Panic, fear and scepticism surrounding the Coronavirus has spread to the extent that it received a laugh at the The Baftas after presenters joked that they could use their trophies as masks. Every time we check the news we are bombarded with the absolute hysteria of the media spiralling at the hand of the Coronavirus. So how deeply should we be concerned and is the virus causing further issues?
Over the winter break, I received a frantic text from a friend who was worried about catching the Coronavirus. She read a misinformed article saying the virus had spread to Dundee. Now back at University, anyone suffering from a simple cough has been associated with the virus so much so that it seems to have overtaken concern for the dreaded Freshers Flu. The public seem to be adopting the offensive view that having a common cold will automatically lead to contracting a serious illness which has killed hundreds of people.
The World Health Organisation declared a global health emergency last Thursday, as they acknowledged the risks the virus poses not only to China but to countries beyond. They spoke of the need for a more organised international response to the outbreak, but how much does anyone really know? The Hubei Province in China is reportedly the epicentre of the outbreak, and in China the confirmed number of those effected has risen to over 17,000 as of Sunday evening. The symptoms of this flu-like virus include headaches, coughing, sore throats, high fevers and respiratory issues. These seem like the typical symptoms of an extreme case of the common cold, but this virus has killed over 360 in mainland China, overtaking the 2003 death toll of the SARS outbreak. In Wuhan, Hubei, a speciality hospital is being built and equipped with medical gear to help treat patients who are infected.

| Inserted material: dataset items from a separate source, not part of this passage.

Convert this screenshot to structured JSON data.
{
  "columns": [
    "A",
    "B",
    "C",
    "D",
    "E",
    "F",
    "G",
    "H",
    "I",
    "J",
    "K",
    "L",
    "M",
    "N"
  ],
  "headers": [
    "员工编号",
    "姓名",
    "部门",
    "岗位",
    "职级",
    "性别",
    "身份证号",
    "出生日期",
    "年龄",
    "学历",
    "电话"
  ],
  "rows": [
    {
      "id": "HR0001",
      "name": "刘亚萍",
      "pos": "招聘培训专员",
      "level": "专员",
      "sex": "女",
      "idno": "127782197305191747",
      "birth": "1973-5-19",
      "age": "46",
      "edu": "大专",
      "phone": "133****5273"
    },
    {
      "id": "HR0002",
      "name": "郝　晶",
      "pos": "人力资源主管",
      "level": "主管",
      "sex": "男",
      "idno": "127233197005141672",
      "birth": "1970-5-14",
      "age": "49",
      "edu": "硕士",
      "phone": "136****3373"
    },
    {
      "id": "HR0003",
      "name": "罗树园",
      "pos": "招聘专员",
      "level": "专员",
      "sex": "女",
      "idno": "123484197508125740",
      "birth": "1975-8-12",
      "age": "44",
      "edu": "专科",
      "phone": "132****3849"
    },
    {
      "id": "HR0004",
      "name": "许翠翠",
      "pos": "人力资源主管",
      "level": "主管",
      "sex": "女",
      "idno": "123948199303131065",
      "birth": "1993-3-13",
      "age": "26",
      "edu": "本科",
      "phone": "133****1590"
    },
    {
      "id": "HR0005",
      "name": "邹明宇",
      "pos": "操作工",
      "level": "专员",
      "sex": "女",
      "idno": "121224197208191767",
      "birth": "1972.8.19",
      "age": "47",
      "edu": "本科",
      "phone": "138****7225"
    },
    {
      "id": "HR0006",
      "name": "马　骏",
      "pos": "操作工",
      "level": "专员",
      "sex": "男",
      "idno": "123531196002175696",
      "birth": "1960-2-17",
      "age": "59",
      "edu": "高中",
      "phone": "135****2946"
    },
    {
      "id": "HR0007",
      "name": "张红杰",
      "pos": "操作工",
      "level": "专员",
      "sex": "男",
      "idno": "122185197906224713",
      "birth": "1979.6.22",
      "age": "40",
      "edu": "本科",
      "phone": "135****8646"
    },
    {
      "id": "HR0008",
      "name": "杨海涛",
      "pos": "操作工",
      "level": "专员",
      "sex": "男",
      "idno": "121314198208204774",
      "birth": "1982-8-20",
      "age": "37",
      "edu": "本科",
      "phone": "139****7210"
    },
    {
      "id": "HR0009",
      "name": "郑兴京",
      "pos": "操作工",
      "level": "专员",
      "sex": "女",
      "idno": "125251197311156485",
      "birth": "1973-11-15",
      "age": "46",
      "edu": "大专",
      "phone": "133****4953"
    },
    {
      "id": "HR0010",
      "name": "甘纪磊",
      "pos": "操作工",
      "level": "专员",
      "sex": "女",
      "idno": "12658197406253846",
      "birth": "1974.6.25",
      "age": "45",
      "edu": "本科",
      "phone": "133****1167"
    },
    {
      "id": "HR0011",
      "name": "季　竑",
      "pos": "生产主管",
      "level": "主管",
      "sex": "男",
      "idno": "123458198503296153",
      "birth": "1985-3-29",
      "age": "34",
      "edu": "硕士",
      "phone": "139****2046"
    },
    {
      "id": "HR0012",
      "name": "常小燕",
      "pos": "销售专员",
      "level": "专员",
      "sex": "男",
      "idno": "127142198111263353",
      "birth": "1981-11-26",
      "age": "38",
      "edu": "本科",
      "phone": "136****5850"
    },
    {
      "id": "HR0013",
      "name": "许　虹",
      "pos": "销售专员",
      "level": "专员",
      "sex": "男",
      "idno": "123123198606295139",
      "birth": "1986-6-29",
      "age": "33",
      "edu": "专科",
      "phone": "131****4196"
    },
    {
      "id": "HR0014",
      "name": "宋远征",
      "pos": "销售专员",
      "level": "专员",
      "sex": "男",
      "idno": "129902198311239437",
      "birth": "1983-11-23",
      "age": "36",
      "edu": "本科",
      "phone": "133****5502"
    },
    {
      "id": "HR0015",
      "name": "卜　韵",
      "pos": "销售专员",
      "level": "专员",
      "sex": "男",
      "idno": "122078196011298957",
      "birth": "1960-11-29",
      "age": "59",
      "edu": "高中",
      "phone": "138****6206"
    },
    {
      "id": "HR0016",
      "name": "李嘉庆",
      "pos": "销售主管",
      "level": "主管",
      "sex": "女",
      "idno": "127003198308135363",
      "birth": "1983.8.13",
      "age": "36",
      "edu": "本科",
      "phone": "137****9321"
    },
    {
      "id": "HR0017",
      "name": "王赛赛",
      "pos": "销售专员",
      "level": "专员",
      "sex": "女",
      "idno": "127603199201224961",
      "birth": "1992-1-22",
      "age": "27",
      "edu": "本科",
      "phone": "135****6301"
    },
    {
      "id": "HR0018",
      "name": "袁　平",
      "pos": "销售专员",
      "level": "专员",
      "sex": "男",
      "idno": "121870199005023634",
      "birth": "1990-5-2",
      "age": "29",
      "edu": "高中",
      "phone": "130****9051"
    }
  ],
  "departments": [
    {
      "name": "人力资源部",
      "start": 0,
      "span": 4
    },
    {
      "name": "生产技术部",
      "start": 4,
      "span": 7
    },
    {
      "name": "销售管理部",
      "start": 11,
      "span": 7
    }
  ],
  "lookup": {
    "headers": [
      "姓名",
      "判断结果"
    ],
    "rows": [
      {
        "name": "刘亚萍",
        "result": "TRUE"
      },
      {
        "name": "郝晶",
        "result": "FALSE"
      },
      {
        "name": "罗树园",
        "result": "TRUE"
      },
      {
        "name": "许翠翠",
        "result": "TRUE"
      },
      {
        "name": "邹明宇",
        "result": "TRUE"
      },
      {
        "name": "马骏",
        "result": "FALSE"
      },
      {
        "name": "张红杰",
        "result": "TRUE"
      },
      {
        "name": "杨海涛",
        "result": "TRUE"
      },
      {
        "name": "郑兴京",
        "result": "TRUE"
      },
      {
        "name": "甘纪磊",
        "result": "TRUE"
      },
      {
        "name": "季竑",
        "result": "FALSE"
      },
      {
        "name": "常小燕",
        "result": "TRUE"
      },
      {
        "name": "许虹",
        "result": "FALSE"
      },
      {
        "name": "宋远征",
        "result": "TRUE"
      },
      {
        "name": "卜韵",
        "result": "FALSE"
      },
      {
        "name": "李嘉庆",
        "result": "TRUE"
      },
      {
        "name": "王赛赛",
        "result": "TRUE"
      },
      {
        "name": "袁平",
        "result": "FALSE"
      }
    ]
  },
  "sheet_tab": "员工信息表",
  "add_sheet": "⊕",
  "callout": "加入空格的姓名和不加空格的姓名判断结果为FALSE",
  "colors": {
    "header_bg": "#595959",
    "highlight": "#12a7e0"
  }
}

However, other countries’ reactions to the Coronavirus seem lacking as over eighteen cases have been confirmed in countries including Thailand, Singapore, France and the US, as China faces mounting isolation from the rest of the world. A number of international airlines have suspended some or all flights to China. The Hubei province itself is becoming a ghost town as it remains under a virtual quarantine as public transport is stopped and roads are sealed off. The World Health Organisation is concerned that the epidemic will spread to low income countries that will be unable to contain its spread. However, 99% of deaths recorded have been within China, and the WHO are confident that despite cases abroad the country will be able to contain the virus. The Who have called for called for support in controlling and preparing for any cases that may spread and emphasised that trade with China although limited could and should continue.

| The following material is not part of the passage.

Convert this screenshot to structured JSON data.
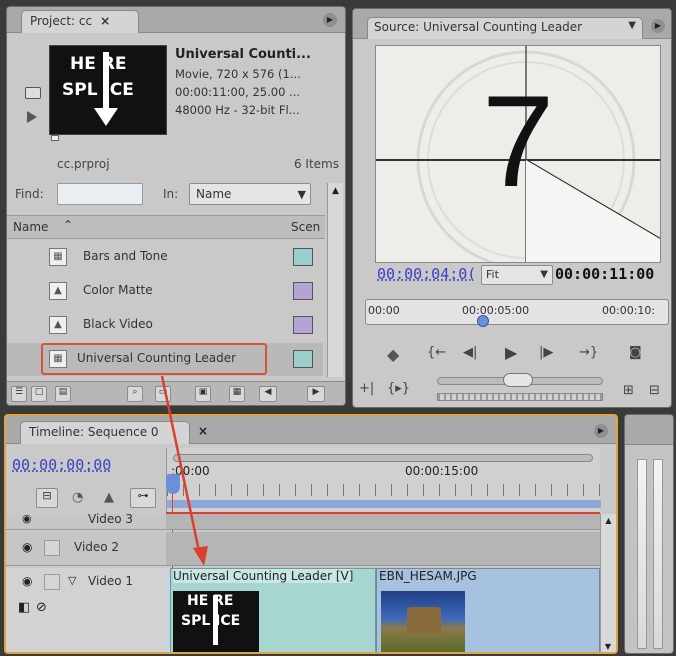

However, along with the spread of the virus, the spread of prejudice in the media has escalated. Last weekend as the first case was confirmed in the UK, an owner of a Chinese restaurant in London’s China town received “immediate cancellations”. Reports of citizens experiencing hostility and as well as racism in Britain follow in the wake of the virus. The BBC spoke to a paediatric nurse, Lucy Li whose daughter came home from school reporting that other children were told to stay away for her as well as an increase of unwanted attention when simply walking down the street. The Coronavirus in the UK is inducing an increase in racial prejudice against all Asian people living in Britain, yet it seems obvious the world shouldn’t be racializing a global health crisis.
As the outbreak continues, it must be noted that this virus is causing suffering both in those infected and those around the world that have faced an increase of racial abuse. We should take note that people are at the heart of this situation–people who are suffering. No one should be increasing the suffering by inflicting abuse based on stereotypes. As Refreshers comes to a close we should remain informed on the Coronavirus, but we should also be reminded to be that bit kinder.